Kennt ihr das von euren Kindern auch?
Bei meinem Sohn ist es jedes Mal wieder ein Drama, wenn wir sein Zimmer ausmisten wollen. Er kann sich einfach von nichts trennen. Ob das nun Spielzeug ist, was eigentlich für Kleinkinder gedacht ist und wo er jahrelang nicht mehr gespielt hat oder Bilder, die er in Kartons stapelt und wo einige wirklich nur krickelakrack sind, er gibt freiwillig nichts her, alles scheint für ihn unentbehrlich. Selbst kaputte Sachen kann er immer noch irgendwie ganz dringend gebrauchen, ob das nun Autos ohne Räder oder Figuren mit abgebrochenen Beinen sind, nein, Marlon braucht das noch! Und wenn man mit ihm drüber diskutieren will, dass man irgendwann einfach auch mal wieder Platz für neue Dinge braucht, dann endet das Gespräch meist tränenreich. Und sammeln tut er wirklich auch alles. Ob das schöne Steine sind, die er draußen gefunden hat oder Gummibänder, mit denen der Spargel zusammengebunden war, Marlon will das unbedingt behalten und hortet es in seinem Zimmer. Dementsprechend sieht es in seinem Zimmer mittlerweile echt wüst aus, die Regale quellen über .
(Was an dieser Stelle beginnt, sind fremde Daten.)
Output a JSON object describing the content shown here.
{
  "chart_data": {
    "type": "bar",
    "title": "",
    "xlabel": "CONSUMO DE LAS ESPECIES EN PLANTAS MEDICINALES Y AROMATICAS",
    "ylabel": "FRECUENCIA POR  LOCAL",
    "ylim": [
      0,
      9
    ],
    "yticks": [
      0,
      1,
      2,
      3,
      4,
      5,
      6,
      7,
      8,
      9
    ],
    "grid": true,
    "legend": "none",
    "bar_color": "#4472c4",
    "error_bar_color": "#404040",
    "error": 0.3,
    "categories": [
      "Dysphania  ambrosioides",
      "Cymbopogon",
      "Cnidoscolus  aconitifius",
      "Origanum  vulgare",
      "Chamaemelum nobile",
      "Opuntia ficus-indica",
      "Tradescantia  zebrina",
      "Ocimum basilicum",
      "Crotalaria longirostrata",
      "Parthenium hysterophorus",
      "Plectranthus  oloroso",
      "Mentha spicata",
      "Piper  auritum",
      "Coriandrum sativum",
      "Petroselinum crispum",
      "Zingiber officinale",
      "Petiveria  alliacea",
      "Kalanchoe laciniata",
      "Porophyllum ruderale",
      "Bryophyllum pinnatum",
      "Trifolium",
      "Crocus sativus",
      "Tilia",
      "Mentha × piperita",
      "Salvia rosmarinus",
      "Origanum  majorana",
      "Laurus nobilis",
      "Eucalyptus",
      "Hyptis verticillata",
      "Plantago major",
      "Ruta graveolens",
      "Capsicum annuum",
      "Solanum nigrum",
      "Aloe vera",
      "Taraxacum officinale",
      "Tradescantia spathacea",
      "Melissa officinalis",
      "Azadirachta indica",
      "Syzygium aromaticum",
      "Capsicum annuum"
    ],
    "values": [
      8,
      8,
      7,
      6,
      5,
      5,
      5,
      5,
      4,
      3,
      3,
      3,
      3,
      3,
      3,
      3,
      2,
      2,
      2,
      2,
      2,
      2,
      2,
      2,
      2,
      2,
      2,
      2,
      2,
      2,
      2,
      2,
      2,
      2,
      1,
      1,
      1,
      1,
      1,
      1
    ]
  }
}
Jüngstes Beispiel: Wir haben Marlon einen neuen Schreibtisch gekauft, den wir heute abholen werden. Sein alter Schreibtisch stammt noch aus meiner Jugendzeit und ist eigentlich viel zu klein, hat auch nur zwei ganz kleine Schubfächer und sieht schon reichlich zerkratzt aus. Marlon hat sich jetzt auch wirklich schon sehr auf den neuen gefreut, bis er auf einmal die Frage stellte: "Muß ich denn dann meinen alten dafür abgeben?" Klar habe ich ihm erklärt, dass für den alten dann ja gar kein Platz mehr in seinem Zimmer ist und der neue ja viel schicker ist und man viel mehr Dinge in ihn reinbekommt. Nein, das war zuviel des Guten, seitdem freut Marlon sich nicht mehr auf den neuen Schreibtisch, er möchte lieber seinen alten Lieblingsschreibtisch behalten .
Vor einiger Zeit habe ich einfach mal einen Karton genommen und Marlon erklärt, dass wir nun mal sein Zimmer ausmisten, was schon mal eine Weltuntergangsstimmung in ihm hervorrief . Ich mußte ihm wirklich jedes Teil, was in den Karton kam, abschwatzen und lange Diskussionen mit ihm darüber führen. Naja, den Karton haben wir ungefähr halbvoll bekommen, ich stellte ihn dann blöderweise über Nacht in unseren Abstellraum und siehe da, am nächsten Tag war nur noch die Hälfte von dem, was wir aussortierten, in dem Karton. Marlon hatte den Rest inzwischen doch wieder in sein Zimmer verfrachtet, da ihm einfiel, dass er dieses und jenes doch noch dringend bräuchte !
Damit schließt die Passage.